## Bijection

Let $$f\colon X \to Y$$ and $$g\colon Y \to X$$ be functions such that for every $$x \in X$$, $$(g \circ f)(x) = x$$ and for every $$y \in Y$$, $$(f \circ g)(y) = y$$. Prove that $$f$$ and $$g$$ are bijective (i.e. both injective and surjective).

• #### Hint

Try to show that if $$g \circ f$$ is injective, then $$f$$ is also injective, and also that if $$f \circ g$$ is surjective, then $$f$$ is also surjective.

• #### Solution

By contradiction, if $$f$$ is not injective, there exist $$x$$ and $$y$$, $$f(x)=f(y)$$, but then $$(g\circ f)(x)=(g\circ f)(y)$$, but this cannot equal $$x$$ and $$y$$ at the same time.

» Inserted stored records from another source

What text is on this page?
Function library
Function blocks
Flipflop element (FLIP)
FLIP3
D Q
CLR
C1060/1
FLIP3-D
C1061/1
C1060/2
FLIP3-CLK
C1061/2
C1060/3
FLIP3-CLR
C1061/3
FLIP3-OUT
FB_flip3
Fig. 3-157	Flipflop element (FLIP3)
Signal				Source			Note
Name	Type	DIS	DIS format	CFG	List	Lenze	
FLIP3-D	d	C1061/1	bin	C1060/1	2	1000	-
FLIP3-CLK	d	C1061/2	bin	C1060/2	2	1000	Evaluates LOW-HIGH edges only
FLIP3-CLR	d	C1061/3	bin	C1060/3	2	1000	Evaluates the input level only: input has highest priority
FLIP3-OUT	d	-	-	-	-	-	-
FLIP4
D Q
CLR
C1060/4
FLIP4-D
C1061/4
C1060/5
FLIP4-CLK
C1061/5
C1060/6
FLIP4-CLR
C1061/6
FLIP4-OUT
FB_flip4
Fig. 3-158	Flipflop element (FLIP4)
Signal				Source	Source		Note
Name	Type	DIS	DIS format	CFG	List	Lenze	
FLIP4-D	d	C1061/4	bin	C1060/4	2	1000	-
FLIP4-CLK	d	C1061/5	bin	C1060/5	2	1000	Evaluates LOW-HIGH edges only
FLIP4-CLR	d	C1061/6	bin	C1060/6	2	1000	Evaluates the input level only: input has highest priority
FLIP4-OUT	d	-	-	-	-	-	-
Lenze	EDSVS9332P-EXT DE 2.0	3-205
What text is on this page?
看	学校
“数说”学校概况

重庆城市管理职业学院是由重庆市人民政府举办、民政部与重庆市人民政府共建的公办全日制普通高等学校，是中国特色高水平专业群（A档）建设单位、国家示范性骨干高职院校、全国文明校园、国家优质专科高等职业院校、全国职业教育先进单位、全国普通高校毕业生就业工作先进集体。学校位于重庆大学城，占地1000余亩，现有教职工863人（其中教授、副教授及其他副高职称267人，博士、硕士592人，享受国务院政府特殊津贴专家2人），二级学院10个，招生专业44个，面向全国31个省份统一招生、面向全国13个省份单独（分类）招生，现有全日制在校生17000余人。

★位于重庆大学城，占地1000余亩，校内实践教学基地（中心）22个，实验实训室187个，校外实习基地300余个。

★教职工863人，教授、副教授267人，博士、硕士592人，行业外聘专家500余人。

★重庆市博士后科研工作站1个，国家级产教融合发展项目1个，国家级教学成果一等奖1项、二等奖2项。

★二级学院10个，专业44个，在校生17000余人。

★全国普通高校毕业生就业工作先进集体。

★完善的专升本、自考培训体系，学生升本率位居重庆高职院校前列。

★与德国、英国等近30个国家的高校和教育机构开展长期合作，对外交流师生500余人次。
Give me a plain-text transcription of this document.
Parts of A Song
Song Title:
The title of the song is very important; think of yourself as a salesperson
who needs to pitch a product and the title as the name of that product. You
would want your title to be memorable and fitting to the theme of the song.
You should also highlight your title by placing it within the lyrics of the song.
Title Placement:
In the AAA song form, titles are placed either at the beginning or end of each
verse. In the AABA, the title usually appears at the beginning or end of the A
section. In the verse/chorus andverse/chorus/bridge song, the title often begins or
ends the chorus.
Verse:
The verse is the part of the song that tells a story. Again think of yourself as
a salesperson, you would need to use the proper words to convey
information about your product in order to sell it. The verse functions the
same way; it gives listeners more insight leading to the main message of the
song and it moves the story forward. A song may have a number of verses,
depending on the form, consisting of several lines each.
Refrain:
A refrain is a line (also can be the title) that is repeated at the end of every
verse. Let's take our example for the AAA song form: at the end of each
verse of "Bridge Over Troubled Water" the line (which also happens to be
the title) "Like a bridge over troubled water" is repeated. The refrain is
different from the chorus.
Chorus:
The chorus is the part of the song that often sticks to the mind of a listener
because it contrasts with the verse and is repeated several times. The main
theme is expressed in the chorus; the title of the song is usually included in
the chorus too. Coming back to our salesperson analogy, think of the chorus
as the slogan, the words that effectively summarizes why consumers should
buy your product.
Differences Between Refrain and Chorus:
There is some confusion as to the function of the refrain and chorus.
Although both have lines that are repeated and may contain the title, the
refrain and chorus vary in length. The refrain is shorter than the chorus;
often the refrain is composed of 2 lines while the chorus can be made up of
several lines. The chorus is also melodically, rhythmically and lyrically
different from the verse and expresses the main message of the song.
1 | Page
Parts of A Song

Similarly, if $$f$$ is not surjective, there exists $$y\in Y$$ which is not the image of any element in $$X$$, but then $$(f \circ g)(y)\ne y$$.

So $$f$$ is bijective.

We can show this for $$g$$ by the same argument, exchanging $$X$$ and $$Y$$ and the order of $$f$$ and $$g$$.

Note: If functions $$f$$ and $$g$$ fulfill the given conditions, then they must be inverse functions of each other.